Ruehlman ordered the Gang to turn over all texts and emails from Jan. 1 through most of October, even ones they exchanged with just one another. In November, a city attorney informed one of the prosecuting attorneys that the messages on Young and Dennard’s phones had been destroyed.

It was reported that Young intentionally deleted his messages from his phone, and Dennard’s were accidentally destroyed when her phone accidentally fell into a pool. Since the lawsuit was filed attorneys for the Gang have released all of the text messages they exchanged in the group string, not ones exchanged between two council members.

Those messages were alarming, with Young calling the mayor a liar and referring to him as “little sucker”. In another, Sittenfeld urged the former city manager to seek counseling.

In other startling messages, Black promised Seelbach he would fix problems with the streetcar if Seelbach would vote to keep Black. Lastly, the Gang also discussed Cranley’s nominee to the Southwest Ohio Regional Transit Authority board and FC Cincinnati’s stadium placement in the West End.

Brian Shrive, one of the attorneys for the anti-tax activist who sued the council for their messages, said, “Through the agreement and the released emails and text messages we have proven every allegation in the complaint and achieved our goal of transparency.” He continued with, “The debates that should have taken place in public will now be available to the public.”

Vice Mayor Smitherman disappointingly commented on the ongoing case by describing it as, “Criminal” and a “Waste of money”. He also frustratingly added that, “It’s unclear why the taxpayer needs to pay the bill. That’s the question. Why are we on the hook for their criminal behavior?”

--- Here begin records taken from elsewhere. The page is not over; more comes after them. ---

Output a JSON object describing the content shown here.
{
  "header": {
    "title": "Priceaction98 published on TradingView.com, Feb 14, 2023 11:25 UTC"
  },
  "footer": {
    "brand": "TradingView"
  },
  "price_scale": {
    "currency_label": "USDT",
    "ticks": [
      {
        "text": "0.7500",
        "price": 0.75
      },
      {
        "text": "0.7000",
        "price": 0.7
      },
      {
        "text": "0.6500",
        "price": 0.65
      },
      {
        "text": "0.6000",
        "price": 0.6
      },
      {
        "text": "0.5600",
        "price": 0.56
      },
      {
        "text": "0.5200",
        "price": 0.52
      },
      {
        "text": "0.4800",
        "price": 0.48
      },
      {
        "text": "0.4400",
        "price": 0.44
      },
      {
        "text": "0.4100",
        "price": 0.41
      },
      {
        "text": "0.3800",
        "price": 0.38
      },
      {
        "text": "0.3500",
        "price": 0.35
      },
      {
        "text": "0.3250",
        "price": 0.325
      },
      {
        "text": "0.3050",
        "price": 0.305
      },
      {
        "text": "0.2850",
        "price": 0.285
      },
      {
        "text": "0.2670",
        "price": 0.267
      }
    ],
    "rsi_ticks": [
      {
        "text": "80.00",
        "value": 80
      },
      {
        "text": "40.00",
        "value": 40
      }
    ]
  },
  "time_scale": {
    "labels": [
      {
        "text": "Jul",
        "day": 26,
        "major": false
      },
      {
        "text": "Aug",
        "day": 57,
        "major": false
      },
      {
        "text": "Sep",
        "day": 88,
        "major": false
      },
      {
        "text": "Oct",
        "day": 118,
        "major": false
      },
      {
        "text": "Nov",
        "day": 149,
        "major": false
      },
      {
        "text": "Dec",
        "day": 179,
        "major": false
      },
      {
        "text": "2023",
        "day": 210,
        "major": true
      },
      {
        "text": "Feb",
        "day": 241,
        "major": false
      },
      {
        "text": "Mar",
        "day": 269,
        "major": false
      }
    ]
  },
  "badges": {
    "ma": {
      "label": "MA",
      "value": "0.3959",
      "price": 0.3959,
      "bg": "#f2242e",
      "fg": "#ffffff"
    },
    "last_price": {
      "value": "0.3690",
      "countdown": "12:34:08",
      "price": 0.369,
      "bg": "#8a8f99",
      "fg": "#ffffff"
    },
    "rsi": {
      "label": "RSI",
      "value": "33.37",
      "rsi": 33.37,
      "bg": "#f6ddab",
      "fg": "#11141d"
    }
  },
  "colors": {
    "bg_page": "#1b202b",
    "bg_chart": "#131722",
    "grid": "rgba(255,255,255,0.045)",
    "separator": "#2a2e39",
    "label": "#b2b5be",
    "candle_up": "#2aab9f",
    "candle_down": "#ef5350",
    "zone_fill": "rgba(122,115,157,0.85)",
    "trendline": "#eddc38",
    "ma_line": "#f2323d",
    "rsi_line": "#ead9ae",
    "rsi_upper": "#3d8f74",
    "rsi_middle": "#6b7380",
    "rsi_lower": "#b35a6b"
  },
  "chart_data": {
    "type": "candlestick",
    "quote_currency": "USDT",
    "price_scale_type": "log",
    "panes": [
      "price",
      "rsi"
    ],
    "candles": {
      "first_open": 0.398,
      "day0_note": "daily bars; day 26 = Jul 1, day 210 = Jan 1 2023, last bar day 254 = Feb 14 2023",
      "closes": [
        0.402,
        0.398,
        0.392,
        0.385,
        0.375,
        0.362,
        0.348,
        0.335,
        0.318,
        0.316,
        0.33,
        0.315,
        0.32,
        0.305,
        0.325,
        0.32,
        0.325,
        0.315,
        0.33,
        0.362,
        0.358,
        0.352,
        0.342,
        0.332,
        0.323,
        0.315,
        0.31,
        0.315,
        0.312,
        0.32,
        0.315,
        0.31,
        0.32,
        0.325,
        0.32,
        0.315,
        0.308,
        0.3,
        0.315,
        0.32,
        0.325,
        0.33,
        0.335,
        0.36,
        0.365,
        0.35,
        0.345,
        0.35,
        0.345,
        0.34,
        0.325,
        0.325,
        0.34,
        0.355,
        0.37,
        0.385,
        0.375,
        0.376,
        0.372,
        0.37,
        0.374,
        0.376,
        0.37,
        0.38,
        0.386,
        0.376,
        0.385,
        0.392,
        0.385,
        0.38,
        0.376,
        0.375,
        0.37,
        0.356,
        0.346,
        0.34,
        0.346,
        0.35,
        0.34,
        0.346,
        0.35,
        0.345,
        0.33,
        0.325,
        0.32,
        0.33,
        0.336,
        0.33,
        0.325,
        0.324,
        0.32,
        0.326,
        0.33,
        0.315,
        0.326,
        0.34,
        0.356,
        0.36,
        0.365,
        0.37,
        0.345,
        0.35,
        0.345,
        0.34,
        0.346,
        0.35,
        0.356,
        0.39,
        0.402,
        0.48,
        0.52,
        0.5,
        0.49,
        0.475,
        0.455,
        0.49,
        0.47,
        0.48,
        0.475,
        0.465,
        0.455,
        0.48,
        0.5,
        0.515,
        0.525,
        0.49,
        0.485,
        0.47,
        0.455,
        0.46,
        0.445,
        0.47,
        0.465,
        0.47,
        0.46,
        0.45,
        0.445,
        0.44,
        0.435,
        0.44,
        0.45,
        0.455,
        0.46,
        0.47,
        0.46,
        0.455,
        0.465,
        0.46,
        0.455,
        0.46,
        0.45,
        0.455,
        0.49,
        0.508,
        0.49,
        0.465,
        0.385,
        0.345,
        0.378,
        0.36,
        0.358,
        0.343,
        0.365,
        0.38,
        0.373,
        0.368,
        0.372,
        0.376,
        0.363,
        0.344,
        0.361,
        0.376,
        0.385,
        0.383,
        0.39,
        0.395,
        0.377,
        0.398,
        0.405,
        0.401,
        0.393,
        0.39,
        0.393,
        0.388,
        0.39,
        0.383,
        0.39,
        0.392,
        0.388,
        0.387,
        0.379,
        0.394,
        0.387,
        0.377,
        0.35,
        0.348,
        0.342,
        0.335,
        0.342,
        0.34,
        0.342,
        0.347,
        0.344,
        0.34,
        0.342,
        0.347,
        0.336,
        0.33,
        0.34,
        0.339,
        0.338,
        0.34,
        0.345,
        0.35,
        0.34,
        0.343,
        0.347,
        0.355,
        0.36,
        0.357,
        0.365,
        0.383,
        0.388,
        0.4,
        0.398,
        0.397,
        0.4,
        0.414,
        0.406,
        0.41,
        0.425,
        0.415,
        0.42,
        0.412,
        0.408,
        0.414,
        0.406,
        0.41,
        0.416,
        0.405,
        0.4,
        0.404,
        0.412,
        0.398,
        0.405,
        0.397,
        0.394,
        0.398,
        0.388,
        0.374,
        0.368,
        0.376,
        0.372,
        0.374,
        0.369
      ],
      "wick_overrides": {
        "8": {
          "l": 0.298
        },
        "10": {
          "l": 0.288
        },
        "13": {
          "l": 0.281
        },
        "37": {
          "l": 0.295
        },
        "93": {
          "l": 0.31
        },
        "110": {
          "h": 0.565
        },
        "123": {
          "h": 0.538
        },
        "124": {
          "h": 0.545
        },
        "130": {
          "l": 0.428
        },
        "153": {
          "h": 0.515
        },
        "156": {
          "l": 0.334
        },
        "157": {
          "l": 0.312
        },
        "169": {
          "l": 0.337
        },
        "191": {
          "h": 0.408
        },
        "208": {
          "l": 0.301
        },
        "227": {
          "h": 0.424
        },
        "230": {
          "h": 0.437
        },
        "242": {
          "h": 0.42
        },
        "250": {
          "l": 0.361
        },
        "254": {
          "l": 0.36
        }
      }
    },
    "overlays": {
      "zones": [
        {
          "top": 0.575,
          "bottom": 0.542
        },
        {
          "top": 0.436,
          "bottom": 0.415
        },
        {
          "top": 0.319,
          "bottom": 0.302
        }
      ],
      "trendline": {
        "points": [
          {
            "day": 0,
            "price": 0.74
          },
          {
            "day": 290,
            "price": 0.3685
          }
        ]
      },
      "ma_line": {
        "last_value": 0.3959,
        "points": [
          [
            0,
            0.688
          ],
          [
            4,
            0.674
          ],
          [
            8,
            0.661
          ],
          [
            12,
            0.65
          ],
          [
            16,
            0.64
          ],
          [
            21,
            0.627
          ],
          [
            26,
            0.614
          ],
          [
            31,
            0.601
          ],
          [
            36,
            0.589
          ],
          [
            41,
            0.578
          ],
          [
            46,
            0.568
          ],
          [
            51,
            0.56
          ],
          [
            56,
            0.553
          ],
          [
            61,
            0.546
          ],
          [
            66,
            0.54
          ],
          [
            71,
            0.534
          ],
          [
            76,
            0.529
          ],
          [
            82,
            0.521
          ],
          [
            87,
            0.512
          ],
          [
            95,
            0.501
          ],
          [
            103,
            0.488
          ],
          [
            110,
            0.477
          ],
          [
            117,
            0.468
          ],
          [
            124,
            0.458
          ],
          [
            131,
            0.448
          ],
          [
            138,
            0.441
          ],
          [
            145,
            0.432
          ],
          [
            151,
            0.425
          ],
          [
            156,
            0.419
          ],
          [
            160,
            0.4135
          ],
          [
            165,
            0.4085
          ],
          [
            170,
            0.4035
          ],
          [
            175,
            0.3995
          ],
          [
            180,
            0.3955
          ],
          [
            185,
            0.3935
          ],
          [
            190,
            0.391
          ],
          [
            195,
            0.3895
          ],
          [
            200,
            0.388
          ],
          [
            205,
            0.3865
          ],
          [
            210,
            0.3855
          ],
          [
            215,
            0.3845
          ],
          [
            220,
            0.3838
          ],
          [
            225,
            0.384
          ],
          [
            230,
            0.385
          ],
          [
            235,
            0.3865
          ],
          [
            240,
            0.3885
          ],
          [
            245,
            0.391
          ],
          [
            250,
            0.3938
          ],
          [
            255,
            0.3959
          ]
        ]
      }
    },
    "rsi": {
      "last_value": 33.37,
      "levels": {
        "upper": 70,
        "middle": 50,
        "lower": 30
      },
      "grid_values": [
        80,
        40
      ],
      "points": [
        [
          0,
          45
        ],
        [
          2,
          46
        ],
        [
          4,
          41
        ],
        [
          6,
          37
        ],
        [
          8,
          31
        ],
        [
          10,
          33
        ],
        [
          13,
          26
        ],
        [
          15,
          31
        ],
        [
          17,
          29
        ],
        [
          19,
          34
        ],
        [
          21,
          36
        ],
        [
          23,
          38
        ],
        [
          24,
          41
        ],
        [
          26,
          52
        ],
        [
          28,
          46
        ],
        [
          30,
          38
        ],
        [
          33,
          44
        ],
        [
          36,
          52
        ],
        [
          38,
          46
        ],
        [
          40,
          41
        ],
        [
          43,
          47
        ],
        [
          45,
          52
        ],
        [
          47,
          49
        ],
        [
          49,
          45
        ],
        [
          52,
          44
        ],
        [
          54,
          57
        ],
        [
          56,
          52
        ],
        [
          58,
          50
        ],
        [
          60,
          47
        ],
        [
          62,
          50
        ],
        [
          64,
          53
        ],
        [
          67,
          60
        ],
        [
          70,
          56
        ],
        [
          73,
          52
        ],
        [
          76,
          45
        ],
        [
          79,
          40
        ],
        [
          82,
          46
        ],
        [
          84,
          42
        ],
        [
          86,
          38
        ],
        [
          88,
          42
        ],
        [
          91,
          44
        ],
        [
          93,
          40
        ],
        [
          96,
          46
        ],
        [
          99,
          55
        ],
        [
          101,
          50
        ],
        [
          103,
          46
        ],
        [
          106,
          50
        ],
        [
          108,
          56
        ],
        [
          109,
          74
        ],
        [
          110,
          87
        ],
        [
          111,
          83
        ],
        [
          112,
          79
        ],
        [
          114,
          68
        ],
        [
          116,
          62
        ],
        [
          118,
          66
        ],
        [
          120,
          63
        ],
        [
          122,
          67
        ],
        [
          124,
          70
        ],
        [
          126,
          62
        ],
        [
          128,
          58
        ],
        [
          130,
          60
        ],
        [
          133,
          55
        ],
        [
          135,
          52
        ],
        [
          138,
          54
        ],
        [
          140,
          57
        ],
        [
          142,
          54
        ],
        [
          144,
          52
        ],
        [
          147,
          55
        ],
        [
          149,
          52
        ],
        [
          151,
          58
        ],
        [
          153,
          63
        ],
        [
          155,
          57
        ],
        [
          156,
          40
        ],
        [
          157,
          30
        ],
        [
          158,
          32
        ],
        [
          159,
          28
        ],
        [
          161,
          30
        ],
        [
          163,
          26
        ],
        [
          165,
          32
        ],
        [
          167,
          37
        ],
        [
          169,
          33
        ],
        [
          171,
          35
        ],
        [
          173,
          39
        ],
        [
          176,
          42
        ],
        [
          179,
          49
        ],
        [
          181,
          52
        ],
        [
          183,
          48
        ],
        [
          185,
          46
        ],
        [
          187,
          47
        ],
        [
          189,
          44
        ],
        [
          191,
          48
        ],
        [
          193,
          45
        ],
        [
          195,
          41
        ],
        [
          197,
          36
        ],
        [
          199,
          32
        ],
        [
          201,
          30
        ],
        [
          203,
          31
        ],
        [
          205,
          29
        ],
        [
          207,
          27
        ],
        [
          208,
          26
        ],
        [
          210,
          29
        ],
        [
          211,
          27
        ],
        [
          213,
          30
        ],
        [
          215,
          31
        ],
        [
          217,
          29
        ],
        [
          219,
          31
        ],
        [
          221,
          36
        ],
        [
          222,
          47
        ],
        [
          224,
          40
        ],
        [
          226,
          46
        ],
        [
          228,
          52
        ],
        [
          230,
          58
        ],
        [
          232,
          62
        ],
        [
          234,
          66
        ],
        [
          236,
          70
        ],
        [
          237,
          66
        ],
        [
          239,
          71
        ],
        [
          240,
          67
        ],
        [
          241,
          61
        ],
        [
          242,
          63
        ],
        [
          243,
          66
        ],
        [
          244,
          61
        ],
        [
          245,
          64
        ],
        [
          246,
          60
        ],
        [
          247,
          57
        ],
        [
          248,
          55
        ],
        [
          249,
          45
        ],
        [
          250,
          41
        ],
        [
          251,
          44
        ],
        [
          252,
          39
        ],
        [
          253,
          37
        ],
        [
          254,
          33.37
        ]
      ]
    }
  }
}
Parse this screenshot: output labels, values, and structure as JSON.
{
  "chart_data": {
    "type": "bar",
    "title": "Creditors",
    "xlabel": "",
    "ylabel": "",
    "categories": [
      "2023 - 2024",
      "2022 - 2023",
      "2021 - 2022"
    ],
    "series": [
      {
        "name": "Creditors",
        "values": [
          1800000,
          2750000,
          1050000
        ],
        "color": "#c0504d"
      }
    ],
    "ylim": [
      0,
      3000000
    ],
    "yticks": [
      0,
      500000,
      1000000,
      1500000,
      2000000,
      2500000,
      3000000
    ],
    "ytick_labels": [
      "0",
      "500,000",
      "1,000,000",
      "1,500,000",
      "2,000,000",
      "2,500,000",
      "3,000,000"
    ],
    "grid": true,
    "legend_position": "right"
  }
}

Records show that the city of Cincinnati issued a total fine in the amount of $101,000 “as a civil forfeiture, statutory damages and payment of reasonable attorneys’ fees,”

This comes on top of $71,963 that the city already spent last year in outside lawyers and a vendor for the five council members. The city’s staff lawyers spent an estimated 450 hours on the case, according to Emily Smart Woerner, chief counsel of litigation in the City Solicitor’s Office.